Artificially low health care prices

2008 July 25
by thudfactor

Did you know that health care costs are sky-high because prices are artificially low? That doesn’t sound like it makes any sense stick with me.

You see, most people don’t pay for all their health care. Their health care is subsidized by insurance, which means they get all grabby. Here’s McCain’s health care adviser Al Hubbard explaining it:

When a third-party pays for a service or product—we consume it as if it was free…It’s interesting, if you would think about, the employers rather than providing health care insurance they provided food insurance. So every time you go to the grocery store you just take out your food insurance card, you give it to the cashier, she scans it, and you’re outta there. Pretty soon, you would start buying caviar, expensive steak, and you start buying more than you need, and also pretty soon the supermarket would discover that you really didn’t care about price, so the supermarket would remove price, because it doesn’t affect your decisions about what to buy and what not to buy. [ Quoted in Of Caviar and Chemo. ]

You get it now, right? If we had to bear our own costs of health insurance purchases, we’d choose medical procedures more carefully. Like, instead of getting the luxury surgery in the clean room by the licensed surgeon, we’d elect to have our appendix cut out with a rusty steak knife by the local barbershop intern.

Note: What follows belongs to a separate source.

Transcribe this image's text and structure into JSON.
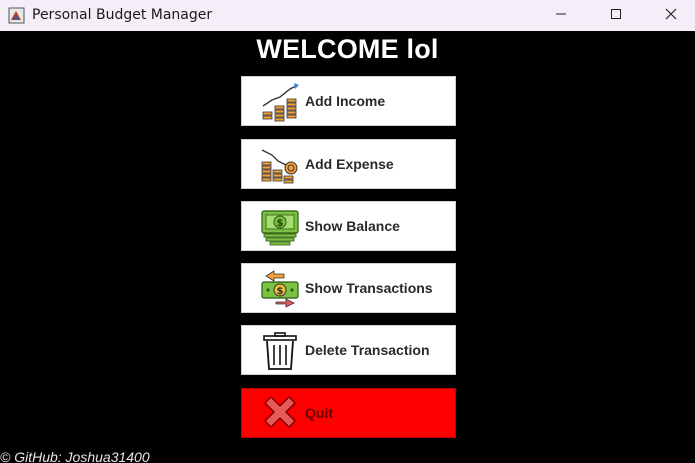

Ezra Klein does an excellent job explaining the difference between a luxury service and something you have to do to keep from being disabled or seriously dead. But the “food insurance” metaphor seems way off the mark.

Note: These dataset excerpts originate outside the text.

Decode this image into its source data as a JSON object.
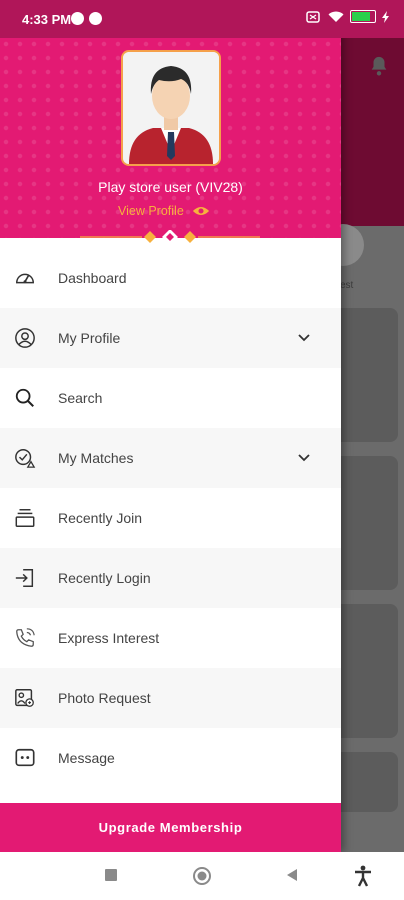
{
  "status_bar": {
    "time": "4:33 PM",
    "battery_level": 0.85,
    "battery_color": "#29d04c"
  },
  "profile": {
    "user_name": "Play store user (VIV28)",
    "view_profile_label": "View Profile"
  },
  "background": {
    "circle_label": "est"
  },
  "menu": {
    "items": [
      {
        "label": "Dashboard",
        "icon": "dashboard-gauge-icon"
      },
      {
        "label": "My Profile",
        "icon": "user-circle-icon",
        "expandable": true
      },
      {
        "label": "Search",
        "icon": "search-icon"
      },
      {
        "label": "My Matches",
        "icon": "matches-check-icon",
        "expandable": true
      },
      {
        "label": "Recently Join",
        "icon": "stack-icon"
      },
      {
        "label": "Recently Login",
        "icon": "login-arrow-icon"
      },
      {
        "label": "Express Interest",
        "icon": "phone-call-icon"
      },
      {
        "label": "Photo Request",
        "icon": "photo-user-icon"
      },
      {
        "label": "Message",
        "icon": "message-dots-icon"
      }
    ]
  },
  "upgrade": {
    "label": "Upgrade Membership"
  },
  "colors": {
    "primary": "#e31a73",
    "status_bar": "#b01659",
    "accent": "#f7b13e",
    "background_header": "#6e0b32"
  },
  "nav": {
    "icons": [
      "recents-square-icon",
      "home-circle-icon",
      "back-triangle-icon",
      "accessibility-icon"
    ]
  }
}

If “food insurance” worked the way “health insurance” did, you’d go to the grocery store, take what everyone around to told you that you must BUY OR DIE. Or it’s “grocery store policy” because of “malpractice insurance.” You would have no clue how much what you were purchasing cost or whether or not it was actually necessary. And then two months later you’d get an indecipherable bill in the mail which either tells you that you owe nothing or they’ll be auctioning your house off next Saturday.

At least that’s how my insurance works, which is why I spend so much time worrying about it. What does Al Hubbard have? I’ll take that, please.